IN A CONFERENCE CALL with reporters Monday, Susan Rice was asked about Abu Musab al Zarqawi. Rice is a senior foreign policy adviser to John Kerry's presidential campaign who is often mentioned as a possible National Security Adviser in a Kerry White House. Her comments on Zarqawi make that a worrisome prospect.
Why? Rice's understanding of Zarqawi is wrong. Her comments directly contradict the findings of the review of prewar Iraq intelligence prepared by the bipartisan Senate Select Committee on Intelligence and signed by Senator John Edwards, a member of that panel.
Here's what Rice said Monday in response to a question about the Kerry campaign's "position on Zarqawi":
Our position is that he poses a major threat now in Iraq, a threat that frankly wasn't there before the U.S. invasion. But now we have got to go after him and capture him or kill him. Before the invasion, he was in non-Saddam controlled area, very minor, and didn't pose any imminent threat to the U.S., and was not in any way cooperating with al-Qaeda.

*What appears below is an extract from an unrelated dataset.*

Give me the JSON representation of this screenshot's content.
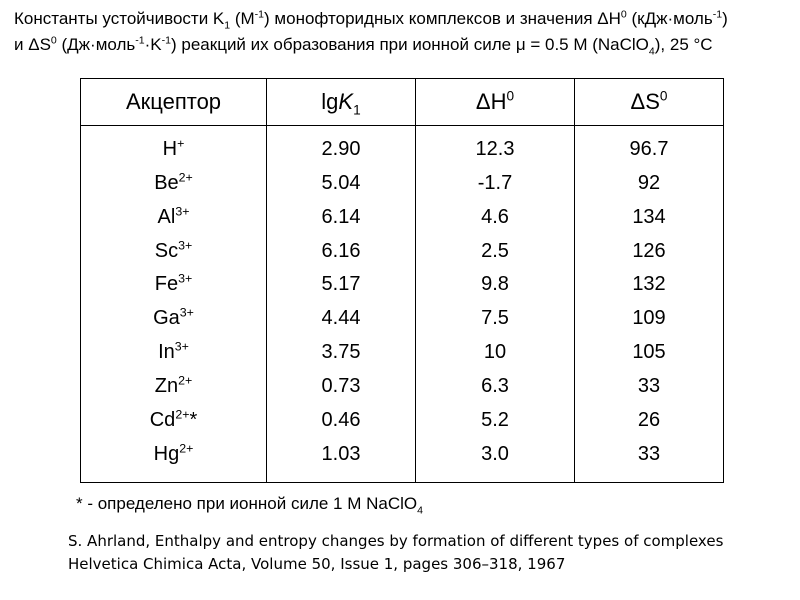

She's right about two things: (1) that Zarqawi "poses a major threat now in Iraq;" and (2) "we have got to go after him and capture or kill him."
Everything else is wrong.
Start with her claim that Zarqawi is "a threat that frankly wasn't there before the U.S. invasion." The bipartisan Senate Intelligence Committee review cites a CIA report, Iraq Support for Terrorism: "A variety of reporting indicates that senior al Qaeda terrorist planner al Zarqawi was
in Baghdad [redacted]. A foreign government service asserted that the IIS [Iraqi Intelligence Service] knew where al Zarqawi was located despite Baghdad's claims that it could not find him." (p. 337)
Rice also claims that Zarqawi was in a "non-Saddam controlled area, very minor." Language from the Senate report (p. 338) suggests that while Zarqawi certainly operated out of non-Saddam controlled Iraq, he was also in Baghdad:
As indicated in Iraq Support for Terrorism, the Iraqi regime was, at a minimum, aware of Zarqawi's presence in Baghdad in 2002 because a foreign government service passed information regarding his whereabouts to Iraqi authorities in June 2002. Despite Iraq's pervasive security apparatus and its receipt of detailed information about al-Zarqawi's possible location, Iraqi Intelligence told the foreign government service it could not locate al-Zarqawi.
[Redacted] al Zarqawi and his network were operating both in Baghdad and in the Kurdish-controlled region of Iraq. The HUMINT reporting indicated that the Iraqi regime certainly knew that al-Zarqawi was in Baghdad because a foreign government service gave that information to Iraq. Though the intelligence reports established the presence of al-Zarqawi in Baghdad during 2002 and the activities of his network in other areas of Iraq during 2002 and 2003 [redacted]
The Senate report concluded that "the Central Intelligence Agency's assessment on safe haven--that al Qaeda or associated groups were present in Baghdad and in northeastern Iraq in an area under Kurdish control--were reasonable." (p.347).